Four Minutes

Four minutes is the amount of time I have to stuff ten courgette flowers every morning. This might seem like a reasonable amount of time, and it is, but, if you have to prep a hundred flowers what is quite an easy job becomes an exercise in acute concentration. It also means that I spend a good portion of my morning prep fondling the sex organs of plants, which occasionally gives me pause for thought.

Open the box, remove them all, unwrap each, slice 2cm line at the base of the stem, gently tear open a hole in the flower, remove the stamen, stuff with a piece of cheese, close hole, twist top and lay flat. Repeat.

To make it worse the courgette flowers are a fragile and expensive ingredient which will happily fall apart in your hands if they feel you’re being too rough with them. Balancing speed and efficiency with precision is a constant battle in the kitchen and this task was my first introduction to the struggle. Shortcuts can be found, but only ones which don’t compromise the final product. Sometimes the only solution is just to work faster.

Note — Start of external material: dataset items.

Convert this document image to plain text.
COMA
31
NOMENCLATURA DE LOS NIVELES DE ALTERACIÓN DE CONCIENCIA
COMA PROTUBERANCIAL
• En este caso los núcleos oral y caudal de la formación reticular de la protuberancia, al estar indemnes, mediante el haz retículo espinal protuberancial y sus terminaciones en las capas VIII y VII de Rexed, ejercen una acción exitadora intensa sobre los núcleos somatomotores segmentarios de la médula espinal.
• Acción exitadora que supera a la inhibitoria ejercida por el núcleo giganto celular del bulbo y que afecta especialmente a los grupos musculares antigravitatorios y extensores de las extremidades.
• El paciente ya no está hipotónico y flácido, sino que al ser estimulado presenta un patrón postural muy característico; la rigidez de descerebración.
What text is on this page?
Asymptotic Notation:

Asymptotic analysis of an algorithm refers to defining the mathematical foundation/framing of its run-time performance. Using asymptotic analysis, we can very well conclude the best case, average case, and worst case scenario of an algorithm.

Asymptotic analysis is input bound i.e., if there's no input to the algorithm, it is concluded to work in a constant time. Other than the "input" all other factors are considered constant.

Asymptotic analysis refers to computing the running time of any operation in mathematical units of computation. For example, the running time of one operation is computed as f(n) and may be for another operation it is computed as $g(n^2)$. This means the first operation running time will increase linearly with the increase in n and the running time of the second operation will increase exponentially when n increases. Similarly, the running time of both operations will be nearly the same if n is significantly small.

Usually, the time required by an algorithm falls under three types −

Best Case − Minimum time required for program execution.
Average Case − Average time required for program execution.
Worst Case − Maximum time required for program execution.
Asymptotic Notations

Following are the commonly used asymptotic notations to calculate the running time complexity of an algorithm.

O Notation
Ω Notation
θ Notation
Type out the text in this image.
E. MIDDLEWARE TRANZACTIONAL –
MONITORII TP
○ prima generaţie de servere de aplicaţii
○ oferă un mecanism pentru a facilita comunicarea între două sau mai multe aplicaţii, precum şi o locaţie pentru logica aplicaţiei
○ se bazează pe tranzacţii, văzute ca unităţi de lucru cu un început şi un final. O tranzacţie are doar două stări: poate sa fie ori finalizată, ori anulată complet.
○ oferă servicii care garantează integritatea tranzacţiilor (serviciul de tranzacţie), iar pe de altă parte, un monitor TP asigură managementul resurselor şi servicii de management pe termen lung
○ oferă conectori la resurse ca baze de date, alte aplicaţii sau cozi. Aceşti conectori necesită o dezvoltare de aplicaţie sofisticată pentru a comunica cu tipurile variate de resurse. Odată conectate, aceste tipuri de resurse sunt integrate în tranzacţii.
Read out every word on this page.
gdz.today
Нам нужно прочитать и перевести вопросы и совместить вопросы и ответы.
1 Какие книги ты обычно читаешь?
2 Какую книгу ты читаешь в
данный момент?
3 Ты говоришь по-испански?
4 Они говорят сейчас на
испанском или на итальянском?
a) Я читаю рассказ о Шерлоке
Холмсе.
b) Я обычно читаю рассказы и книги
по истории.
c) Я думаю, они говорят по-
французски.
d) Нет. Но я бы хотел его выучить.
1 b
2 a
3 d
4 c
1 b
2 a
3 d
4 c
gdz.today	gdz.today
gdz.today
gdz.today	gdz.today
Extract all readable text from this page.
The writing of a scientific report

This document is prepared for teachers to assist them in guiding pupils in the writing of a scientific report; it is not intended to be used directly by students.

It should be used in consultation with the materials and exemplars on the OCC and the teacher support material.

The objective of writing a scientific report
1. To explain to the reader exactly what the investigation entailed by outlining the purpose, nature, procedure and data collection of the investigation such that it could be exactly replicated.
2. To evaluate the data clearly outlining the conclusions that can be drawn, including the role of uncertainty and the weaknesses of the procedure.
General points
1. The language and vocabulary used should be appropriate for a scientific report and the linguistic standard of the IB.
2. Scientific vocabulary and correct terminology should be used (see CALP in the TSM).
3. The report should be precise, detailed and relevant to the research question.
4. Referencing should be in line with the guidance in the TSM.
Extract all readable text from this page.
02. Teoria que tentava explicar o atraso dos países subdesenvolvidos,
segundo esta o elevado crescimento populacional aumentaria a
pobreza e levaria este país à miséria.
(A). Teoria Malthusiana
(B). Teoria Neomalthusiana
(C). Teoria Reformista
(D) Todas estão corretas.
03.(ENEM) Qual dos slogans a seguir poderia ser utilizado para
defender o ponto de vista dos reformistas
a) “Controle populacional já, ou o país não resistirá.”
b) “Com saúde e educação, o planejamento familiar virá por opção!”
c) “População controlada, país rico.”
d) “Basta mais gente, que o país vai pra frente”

If I lose time on this job then I’m rapidly falling behind on my prep list for the morning, this is a Bad Thing. The list might be longer or shorter depending on the vagaries of service, prep all week, the person on the station the day before. A long prep list and a delay on the underground and it’s an uphill battle all morning.

The feeling is similar to the one I had whenever I went to a tutorial at university without having done enough work. That sense of panic, scrabbling around for answers, dodging questions as best you could whilst desperately suppressing the feeling your head is going to explode. The problem is that in the kitchen you can’t just make up a tub of prepped cuttlefish, it’s either in the fridge or it isn’t.

The desperate scramble as your brain gently fries along with the scallops in the pan, as the orders fall out of your head whilst you try and remember where you put the bloody sliced fennel. Redemption lies only in ploughing on, and each service gets easier.

There is a flip side to this of course, as with everything. The feeling of coming into the kitchen and powering through the prep list, starting lunch or dinner with a fridge packed full of everything required and dominating service is truly satisfying. Totally in control, the station becomes a pleasure and the dishes get banged out just how they should be.

As ever, most days tend to fall somewhere in between these two extremes. Sometimes you’re lucky and no one orders that egg dish when you know all the pre-poached ones you did in a rush weren’t really ideal. Sometimes you get shafted. That’s part of the fun I guess, the unknown, though that definition of fun which also includes ‘sweaty, pressure-filled work’ in it.

Four minutes are crucial, get it wrong and you’re already sliding into a bad day.